What Doesn't Work for Me
  • Honestly, it is difficult for me to find something that doesn't work for me in this model. It is appealing that this model if for the entire school and is engaging for all students. The need for all educators to be trained in the parallels and AID opportunities, could create barriers in the schools where I work.

Considerations
  • Political: This model allows for students to stay in their current classroom, which is appealing to school districts and parents. The benefit to all students could help communities buy into this Parallel Curriculum Model.  It also would not have to be adopted by an entire district, or even an entire school, the model is set up to allow for classroom use. 
  • Budgetary: Teachers and students would need proper resources for moving through the parallels which would need to be accounted for in the budget. 
  • State/District Guidelines: The Parallel Curriculum Model was intentionally created to meet the needs of gifted and talented students. Those characteristics and needs that are spelled out in Chapter 104 can be appropriately fulfilled through this model.

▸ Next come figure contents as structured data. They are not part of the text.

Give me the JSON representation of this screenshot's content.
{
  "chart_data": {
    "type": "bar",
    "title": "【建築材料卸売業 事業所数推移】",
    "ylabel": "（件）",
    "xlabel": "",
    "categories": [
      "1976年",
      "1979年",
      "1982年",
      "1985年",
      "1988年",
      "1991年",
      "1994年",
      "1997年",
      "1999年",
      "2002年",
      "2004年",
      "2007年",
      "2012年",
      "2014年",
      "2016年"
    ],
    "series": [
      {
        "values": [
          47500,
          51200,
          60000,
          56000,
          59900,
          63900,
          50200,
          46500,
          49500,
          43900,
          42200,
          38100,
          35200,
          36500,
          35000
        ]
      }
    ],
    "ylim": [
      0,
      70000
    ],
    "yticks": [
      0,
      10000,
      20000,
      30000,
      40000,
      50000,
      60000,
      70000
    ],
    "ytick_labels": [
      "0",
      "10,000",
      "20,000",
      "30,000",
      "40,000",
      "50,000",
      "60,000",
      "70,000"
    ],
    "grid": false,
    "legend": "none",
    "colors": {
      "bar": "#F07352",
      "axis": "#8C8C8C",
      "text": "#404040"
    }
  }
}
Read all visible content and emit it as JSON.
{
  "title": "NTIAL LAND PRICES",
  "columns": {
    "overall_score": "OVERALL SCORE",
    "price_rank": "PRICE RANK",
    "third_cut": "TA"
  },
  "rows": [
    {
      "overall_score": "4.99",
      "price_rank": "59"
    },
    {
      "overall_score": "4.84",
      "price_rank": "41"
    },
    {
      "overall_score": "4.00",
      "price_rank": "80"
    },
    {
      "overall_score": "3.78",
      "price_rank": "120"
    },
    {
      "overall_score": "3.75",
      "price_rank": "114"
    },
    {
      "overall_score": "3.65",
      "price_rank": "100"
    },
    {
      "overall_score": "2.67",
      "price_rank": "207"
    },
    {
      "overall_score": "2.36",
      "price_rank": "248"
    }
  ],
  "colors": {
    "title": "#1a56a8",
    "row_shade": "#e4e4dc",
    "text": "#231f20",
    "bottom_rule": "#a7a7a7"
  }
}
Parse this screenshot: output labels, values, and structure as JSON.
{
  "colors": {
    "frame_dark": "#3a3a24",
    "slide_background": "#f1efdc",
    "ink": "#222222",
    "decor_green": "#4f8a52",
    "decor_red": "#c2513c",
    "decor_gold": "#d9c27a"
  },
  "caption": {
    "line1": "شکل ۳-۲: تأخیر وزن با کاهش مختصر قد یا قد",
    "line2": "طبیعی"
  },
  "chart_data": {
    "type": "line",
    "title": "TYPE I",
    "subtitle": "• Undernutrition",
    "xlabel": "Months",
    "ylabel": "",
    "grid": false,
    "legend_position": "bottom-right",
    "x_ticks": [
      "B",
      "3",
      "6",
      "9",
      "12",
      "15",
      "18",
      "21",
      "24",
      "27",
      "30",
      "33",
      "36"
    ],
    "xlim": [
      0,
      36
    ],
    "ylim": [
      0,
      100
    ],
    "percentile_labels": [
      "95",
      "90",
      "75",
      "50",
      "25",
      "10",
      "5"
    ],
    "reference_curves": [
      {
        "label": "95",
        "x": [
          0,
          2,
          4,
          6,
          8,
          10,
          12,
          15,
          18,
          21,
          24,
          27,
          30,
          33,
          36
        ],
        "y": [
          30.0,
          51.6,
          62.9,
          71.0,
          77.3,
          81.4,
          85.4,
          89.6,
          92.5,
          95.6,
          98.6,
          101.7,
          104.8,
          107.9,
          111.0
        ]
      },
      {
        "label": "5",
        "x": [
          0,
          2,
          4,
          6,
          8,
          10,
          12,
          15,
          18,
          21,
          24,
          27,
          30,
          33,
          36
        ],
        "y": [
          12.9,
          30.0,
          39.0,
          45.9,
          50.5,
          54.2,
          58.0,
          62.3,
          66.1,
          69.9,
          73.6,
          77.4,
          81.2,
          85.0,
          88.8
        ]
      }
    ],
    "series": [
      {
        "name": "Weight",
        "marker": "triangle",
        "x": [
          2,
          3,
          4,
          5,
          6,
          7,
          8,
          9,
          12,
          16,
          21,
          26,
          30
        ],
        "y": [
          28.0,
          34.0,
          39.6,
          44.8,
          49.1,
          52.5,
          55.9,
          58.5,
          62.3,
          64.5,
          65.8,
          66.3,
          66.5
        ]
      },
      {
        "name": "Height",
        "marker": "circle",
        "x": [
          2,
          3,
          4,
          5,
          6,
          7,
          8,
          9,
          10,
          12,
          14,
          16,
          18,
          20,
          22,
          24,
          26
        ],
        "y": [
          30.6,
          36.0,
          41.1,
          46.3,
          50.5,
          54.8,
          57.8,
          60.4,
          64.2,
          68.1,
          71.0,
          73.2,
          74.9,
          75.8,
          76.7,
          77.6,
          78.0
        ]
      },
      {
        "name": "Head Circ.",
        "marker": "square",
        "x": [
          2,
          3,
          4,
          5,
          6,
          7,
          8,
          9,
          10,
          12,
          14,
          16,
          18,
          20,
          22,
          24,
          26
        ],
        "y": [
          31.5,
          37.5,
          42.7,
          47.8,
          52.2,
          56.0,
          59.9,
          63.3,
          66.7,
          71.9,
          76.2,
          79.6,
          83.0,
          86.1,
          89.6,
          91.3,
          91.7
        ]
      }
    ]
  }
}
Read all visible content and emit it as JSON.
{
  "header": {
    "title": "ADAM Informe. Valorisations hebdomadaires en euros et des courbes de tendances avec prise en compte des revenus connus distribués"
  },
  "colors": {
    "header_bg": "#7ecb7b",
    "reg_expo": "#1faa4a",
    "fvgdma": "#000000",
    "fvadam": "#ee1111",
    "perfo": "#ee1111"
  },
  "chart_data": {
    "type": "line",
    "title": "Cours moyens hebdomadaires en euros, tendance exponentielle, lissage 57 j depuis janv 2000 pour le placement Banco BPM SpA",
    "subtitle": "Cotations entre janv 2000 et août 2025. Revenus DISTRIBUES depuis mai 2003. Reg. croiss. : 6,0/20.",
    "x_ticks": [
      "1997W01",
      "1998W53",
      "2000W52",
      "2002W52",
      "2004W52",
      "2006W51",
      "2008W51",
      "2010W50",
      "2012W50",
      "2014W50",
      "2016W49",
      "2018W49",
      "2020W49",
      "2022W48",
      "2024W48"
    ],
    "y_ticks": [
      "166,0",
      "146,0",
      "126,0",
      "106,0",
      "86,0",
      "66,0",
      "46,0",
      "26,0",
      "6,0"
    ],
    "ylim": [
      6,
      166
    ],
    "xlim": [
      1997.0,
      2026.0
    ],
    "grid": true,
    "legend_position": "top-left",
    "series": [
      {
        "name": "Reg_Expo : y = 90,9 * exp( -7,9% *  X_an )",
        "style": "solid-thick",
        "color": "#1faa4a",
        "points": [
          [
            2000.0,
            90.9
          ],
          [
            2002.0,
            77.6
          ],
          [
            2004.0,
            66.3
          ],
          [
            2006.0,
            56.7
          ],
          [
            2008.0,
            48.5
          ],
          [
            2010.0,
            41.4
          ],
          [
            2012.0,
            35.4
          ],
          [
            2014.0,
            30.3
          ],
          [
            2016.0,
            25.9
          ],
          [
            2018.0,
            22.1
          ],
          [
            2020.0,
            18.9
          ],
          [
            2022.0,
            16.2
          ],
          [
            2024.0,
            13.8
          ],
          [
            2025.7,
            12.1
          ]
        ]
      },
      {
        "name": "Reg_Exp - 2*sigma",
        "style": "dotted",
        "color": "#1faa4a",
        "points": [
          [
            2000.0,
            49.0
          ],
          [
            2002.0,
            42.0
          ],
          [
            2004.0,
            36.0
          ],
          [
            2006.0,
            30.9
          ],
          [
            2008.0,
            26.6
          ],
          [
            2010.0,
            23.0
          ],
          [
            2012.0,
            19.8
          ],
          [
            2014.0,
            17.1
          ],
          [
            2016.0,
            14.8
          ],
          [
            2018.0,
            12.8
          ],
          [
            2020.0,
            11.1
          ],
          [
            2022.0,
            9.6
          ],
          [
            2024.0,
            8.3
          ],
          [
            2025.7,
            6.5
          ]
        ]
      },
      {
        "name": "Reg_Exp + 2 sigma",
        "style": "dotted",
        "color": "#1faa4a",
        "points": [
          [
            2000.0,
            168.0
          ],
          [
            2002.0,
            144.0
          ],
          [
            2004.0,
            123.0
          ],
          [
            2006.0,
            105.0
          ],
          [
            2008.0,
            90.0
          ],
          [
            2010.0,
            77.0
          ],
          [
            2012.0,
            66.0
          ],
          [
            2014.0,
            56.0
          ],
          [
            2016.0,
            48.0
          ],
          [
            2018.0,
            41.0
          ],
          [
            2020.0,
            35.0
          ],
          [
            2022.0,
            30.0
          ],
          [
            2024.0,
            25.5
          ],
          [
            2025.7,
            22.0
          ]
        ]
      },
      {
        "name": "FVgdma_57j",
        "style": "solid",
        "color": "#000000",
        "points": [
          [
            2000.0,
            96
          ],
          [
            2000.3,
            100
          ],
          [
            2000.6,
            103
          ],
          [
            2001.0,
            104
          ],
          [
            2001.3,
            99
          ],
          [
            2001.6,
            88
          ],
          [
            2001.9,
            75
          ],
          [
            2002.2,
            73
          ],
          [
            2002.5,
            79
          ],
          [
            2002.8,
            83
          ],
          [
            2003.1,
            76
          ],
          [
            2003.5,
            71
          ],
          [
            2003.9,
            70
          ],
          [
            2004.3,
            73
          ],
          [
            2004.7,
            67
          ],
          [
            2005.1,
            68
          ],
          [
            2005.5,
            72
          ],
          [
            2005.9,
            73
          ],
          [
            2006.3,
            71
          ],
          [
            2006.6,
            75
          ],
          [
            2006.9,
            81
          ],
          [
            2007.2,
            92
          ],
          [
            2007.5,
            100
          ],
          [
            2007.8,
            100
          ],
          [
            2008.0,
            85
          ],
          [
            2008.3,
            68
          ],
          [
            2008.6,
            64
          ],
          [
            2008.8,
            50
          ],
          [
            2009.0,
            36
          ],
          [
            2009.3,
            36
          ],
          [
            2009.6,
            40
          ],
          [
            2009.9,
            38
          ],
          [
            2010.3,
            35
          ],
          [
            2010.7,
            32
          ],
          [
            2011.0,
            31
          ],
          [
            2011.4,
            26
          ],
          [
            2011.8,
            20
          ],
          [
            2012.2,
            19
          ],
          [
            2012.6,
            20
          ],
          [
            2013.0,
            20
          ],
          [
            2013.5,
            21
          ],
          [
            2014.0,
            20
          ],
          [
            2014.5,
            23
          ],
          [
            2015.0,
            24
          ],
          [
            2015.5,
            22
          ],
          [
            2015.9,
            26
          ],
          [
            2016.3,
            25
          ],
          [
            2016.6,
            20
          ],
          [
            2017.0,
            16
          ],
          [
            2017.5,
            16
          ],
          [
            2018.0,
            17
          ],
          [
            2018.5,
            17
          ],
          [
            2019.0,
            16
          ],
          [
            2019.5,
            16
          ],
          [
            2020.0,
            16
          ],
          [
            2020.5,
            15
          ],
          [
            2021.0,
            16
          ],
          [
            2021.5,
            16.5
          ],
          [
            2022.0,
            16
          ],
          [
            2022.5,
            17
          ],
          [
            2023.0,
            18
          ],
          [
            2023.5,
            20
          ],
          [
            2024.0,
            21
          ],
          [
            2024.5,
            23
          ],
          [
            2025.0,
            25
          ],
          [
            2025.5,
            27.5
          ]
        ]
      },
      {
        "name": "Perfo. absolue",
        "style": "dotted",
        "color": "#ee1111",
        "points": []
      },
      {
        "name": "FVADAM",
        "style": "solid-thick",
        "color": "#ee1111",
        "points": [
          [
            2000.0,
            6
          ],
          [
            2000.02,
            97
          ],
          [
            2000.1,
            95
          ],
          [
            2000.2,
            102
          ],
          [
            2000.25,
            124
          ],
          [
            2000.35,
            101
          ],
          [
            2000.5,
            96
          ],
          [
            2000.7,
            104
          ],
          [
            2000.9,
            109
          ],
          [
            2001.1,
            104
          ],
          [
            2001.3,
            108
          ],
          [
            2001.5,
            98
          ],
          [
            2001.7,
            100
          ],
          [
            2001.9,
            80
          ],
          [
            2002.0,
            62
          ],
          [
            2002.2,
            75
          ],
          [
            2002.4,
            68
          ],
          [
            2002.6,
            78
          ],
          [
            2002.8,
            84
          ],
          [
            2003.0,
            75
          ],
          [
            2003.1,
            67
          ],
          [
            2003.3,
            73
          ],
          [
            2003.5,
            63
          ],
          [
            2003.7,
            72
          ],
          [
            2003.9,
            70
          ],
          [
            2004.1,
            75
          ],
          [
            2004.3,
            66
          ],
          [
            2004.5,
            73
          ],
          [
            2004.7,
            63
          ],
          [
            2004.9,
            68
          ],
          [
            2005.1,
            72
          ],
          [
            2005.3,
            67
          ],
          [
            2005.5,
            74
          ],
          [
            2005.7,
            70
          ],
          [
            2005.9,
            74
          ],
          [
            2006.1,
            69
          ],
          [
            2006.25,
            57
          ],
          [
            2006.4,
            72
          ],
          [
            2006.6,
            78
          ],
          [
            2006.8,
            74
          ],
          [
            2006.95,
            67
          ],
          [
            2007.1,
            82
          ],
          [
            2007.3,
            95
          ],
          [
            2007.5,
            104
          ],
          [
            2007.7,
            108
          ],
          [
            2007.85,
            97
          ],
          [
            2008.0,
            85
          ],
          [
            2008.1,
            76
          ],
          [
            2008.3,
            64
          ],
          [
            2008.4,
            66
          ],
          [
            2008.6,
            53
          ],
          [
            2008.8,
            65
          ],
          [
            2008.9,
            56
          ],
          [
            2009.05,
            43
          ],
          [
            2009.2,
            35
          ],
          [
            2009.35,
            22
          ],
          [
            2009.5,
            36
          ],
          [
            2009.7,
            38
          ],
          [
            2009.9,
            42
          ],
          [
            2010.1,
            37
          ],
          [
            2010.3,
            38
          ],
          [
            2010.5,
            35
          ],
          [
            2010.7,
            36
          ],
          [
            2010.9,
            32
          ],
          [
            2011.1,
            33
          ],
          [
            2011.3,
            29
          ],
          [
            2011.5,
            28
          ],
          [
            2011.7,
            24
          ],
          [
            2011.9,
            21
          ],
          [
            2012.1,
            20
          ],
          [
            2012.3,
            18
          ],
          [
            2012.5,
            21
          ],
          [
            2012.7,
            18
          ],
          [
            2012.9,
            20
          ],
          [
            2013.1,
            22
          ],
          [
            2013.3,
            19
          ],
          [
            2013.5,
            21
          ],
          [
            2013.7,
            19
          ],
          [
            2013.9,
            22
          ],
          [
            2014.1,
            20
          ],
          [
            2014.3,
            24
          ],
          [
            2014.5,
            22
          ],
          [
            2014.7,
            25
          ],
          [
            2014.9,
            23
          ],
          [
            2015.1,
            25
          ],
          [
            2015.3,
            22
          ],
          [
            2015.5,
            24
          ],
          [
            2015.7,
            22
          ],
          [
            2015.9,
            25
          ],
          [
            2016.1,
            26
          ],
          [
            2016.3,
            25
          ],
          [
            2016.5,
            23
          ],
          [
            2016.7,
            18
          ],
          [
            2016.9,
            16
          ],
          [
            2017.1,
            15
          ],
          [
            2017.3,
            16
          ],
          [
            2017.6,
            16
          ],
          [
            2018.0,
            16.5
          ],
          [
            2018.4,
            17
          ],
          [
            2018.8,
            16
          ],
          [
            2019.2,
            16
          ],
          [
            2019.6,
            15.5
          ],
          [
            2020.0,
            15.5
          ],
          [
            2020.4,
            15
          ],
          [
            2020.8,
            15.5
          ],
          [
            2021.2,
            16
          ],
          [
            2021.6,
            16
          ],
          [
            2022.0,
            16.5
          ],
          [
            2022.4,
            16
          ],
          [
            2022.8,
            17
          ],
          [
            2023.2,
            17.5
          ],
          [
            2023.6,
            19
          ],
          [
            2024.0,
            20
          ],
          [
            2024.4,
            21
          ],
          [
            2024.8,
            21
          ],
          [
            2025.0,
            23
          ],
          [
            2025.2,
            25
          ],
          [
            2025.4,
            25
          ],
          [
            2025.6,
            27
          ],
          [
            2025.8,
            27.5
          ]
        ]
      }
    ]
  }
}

  • Population: This model is shown to benefit all students in classrooms that implement parallel curriculum. Gifted students are honored for their unique characteristics and appropriately challenged through the "Ascending Intellectual Demand."
  • Time: Teachers would need to be properly trained in implementing the four parallels and ascending intellectual demand for gifted students. Planning time would be extensive up front for preparing students to extend the core curriculum with meaningful connections, for bringing meaning through authentic practice, and through helping students develop their meta-cognition.